BANDUNG,bipol.co – Analis Komunikasi Politik, Universitas Telkom, Dedi Kurnia Syah menilai pernyataan Prabowo Subianto yang tidak mengakui kemenangan Joko Widodo-Ma’ruf Amin adalah bentuk konsistensi adanya kecurangan. Padahal, kubu 01 telah membuka peluang bagi Prabowo untuk ikut andil dalam pemerintahan.
“Satu sisi menghormati putusan MK, sisi lain tidak mengakui kemenangan Jokowi. Ini membuktikan Prabowo konsisten dengan keyakinan bahwa Pemilu curang. Dari sisi politis ini bisa merugikan Gerindra di masa mendatang” katanya di Bandung, Jumat (28/06/2019).
Dedi menambahkan, sikap tidak menerima kemenangan tersebut bisa berimbas pada citra Gerindra di mata publik. Menurutnya Gerindra akan dianggap sebagai partai yang tidak dewasa dalam menyikapi proses demokrasi dan bisa saja kehilangan simpati publik pada Pemilu berikutnya.

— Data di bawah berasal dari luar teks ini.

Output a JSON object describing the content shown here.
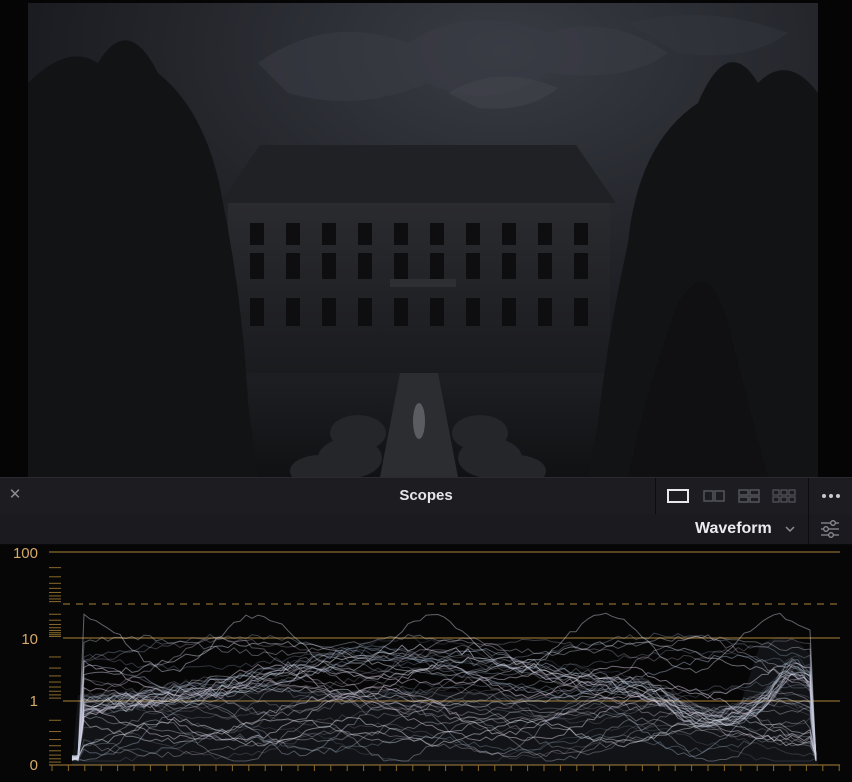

Dijelaskan dia, keputusan MK seharusnya dijadikan momentum puncak dan Prabowo harus melihat jangka panjang. Sebab, ketika mampu merunduk dan mengakui kekalahan, maka Prabowo memulai kemenangan serta dianggap ksatria yang akan diingat publik di 2024.
“Sikap tidak terima Prabowo ini membuat momentum puncak ini antiklimaks, sangat disayangkan karena ia gagal menjadi replika tokoh politik ksatria” lanjutnya.
Dedi melihat akan ada perubahan peta koalisi seperti keluarnya Demokrat dan PAN yang membuat partai kubu oposisi berkurang. Namun, partai-partai tersebut tidak lantas bergabung ke petahana karena koalisi yang ada sudah cukup besar, sehingga sulit menerima anggota baru.
“Paling mungkin hanya akan menjadi Parpol di luar koalisi, dalam politik disebut kohabitasi, tidak memiliki ikatan formal koalisi, tetapi bisa saja mendukung pemerintah” terangnya.